Type III TGF-β Receptor Enhances Colon Cancer Cell Migration and Anchorage-Independent Growth

The type III TGF-beta receptor (T beta RIII or betagylcan) is a TGF-beta superfamily coreceptor with emerging roles in regulating TGF-beta superfamily signaling and cancer progression. Alterations in TGF-beta superfamily signaling are common in colon cancer; however, the role of T beta RIII has not been examined.

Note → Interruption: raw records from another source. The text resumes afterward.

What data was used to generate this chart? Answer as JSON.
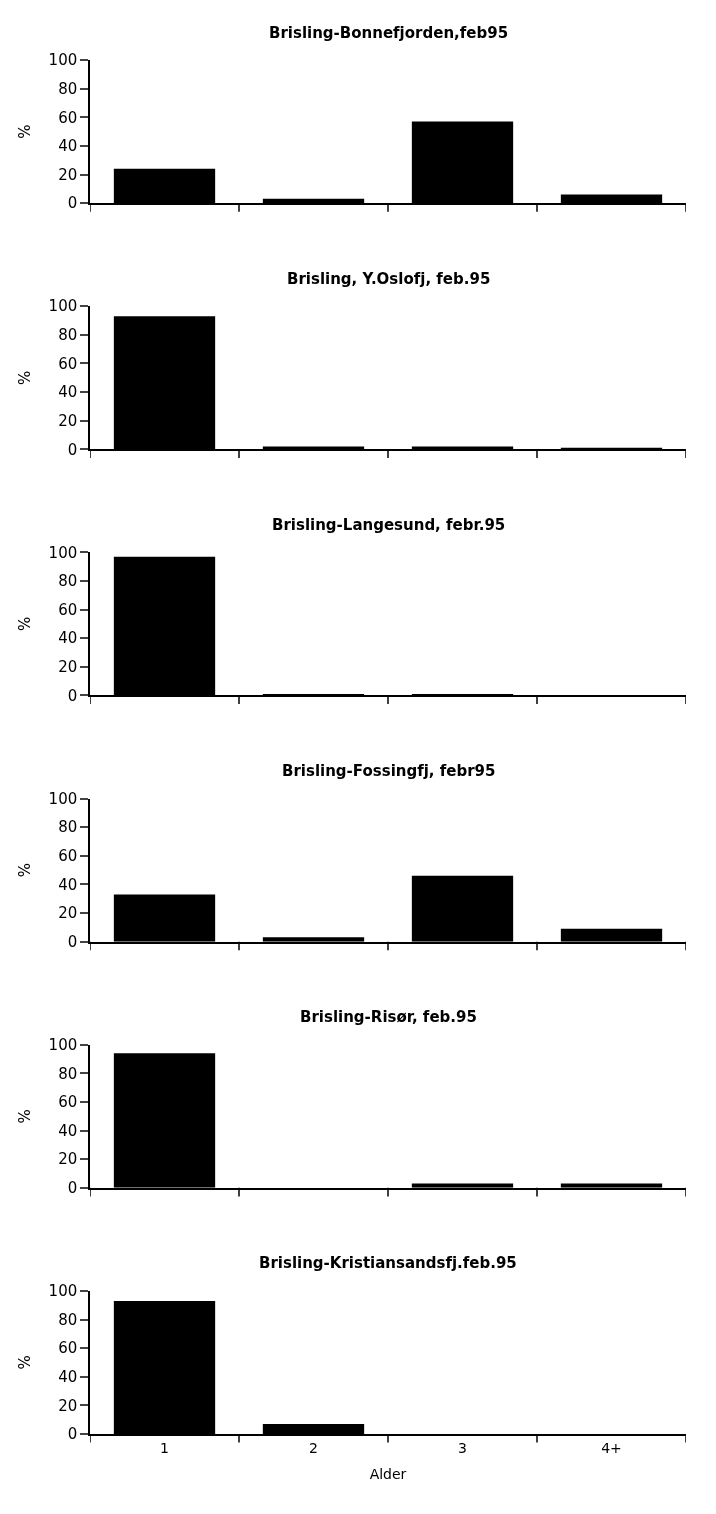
{
  "chart_data": [
    {
      "type": "bar",
      "title": "Brisling-Bonnefjorden,feb95",
      "ylabel": "%",
      "categories": [
        null,
        null,
        null,
        null
      ],
      "values": [
        24,
        3,
        57,
        6
      ],
      "color": "#000000",
      "ylim": [
        0,
        100
      ],
      "yticks": [
        0,
        20,
        40,
        60,
        80,
        100
      ]
    },
    {
      "type": "bar",
      "title": "Brisling, Y.Oslofj, feb.95",
      "ylabel": "%",
      "categories": [
        null,
        null,
        null,
        null
      ],
      "values": [
        93,
        2,
        2,
        1
      ],
      "color": "#000000",
      "ylim": [
        0,
        100
      ],
      "yticks": [
        0,
        20,
        40,
        60,
        80,
        100
      ]
    },
    {
      "type": "bar",
      "title": "Brisling-Langesund, febr.95",
      "ylabel": "%",
      "categories": [
        null,
        null,
        null,
        null
      ],
      "values": [
        97,
        1,
        1,
        0
      ],
      "color": "#000000",
      "ylim": [
        0,
        100
      ],
      "yticks": [
        0,
        20,
        40,
        60,
        80,
        100
      ]
    },
    {
      "type": "bar",
      "title": "Brisling-Fossingfj, febr95",
      "ylabel": "%",
      "categories": [
        null,
        null,
        null,
        null
      ],
      "values": [
        33,
        3,
        46,
        9
      ],
      "color": "#000000",
      "ylim": [
        0,
        100
      ],
      "yticks": [
        0,
        20,
        40,
        60,
        80,
        100
      ]
    },
    {
      "type": "bar",
      "title": "Brisling-Risør, feb.95",
      "ylabel": "%",
      "categories": [
        null,
        null,
        null,
        null
      ],
      "values": [
        94,
        0,
        3,
        3
      ],
      "color": "#000000",
      "ylim": [
        0,
        100
      ],
      "yticks": [
        0,
        20,
        40,
        60,
        80,
        100
      ]
    },
    {
      "type": "bar",
      "title": "Brisling-Kristiansandsfj.feb.95",
      "ylabel": "%",
      "xlabel": "Alder",
      "categories": [
        "1",
        "2",
        "3",
        "4+"
      ],
      "values": [
        93,
        7,
        0,
        0
      ],
      "color": "#000000",
      "ylim": [
        0,
        100
      ],
      "yticks": [
        0,
        20,
        40,
        60,
        80,
        100
      ]
    }
  ]
}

Although T beta RIII expression is frequently lost at the message and protein level in human cancers and suppresses cancer progression in these contexts, here we demonstrate that, in colon cancer, T beta RIII messenger RNA expression is not significantly altered and T beta RIII expression is more frequently increased at the protein level, suggesting a distinct role for T beta RIII in colon cancer. Increasing T beta RIII expression in colon cancer model systems enhanced ligand-mediated phosphorylation of p38 and the Smad proteins, while switching TGF-beta and BMP-2 from inhibitors to stimulators of colon cancer cell proliferation, inhibiting ligand-induced p21 and p27 expression. In addition, increasing T beta RIII expression increased ligand-stimulated anchorage-independent growth, a resistance to ligand-and chemotherapy-induced apoptosis, cell migration and modestly increased tumorigenicity in vivo. In a reciprocal manner, silencing endogenous T beta RIII expression decreased colon cancer cell migration. These data support a model whereby T beta RIII mediates TGF-beta superfamily ligand-induced colon cancer progression and support a context-dependent role for T beta RIII in regulating cancer progression.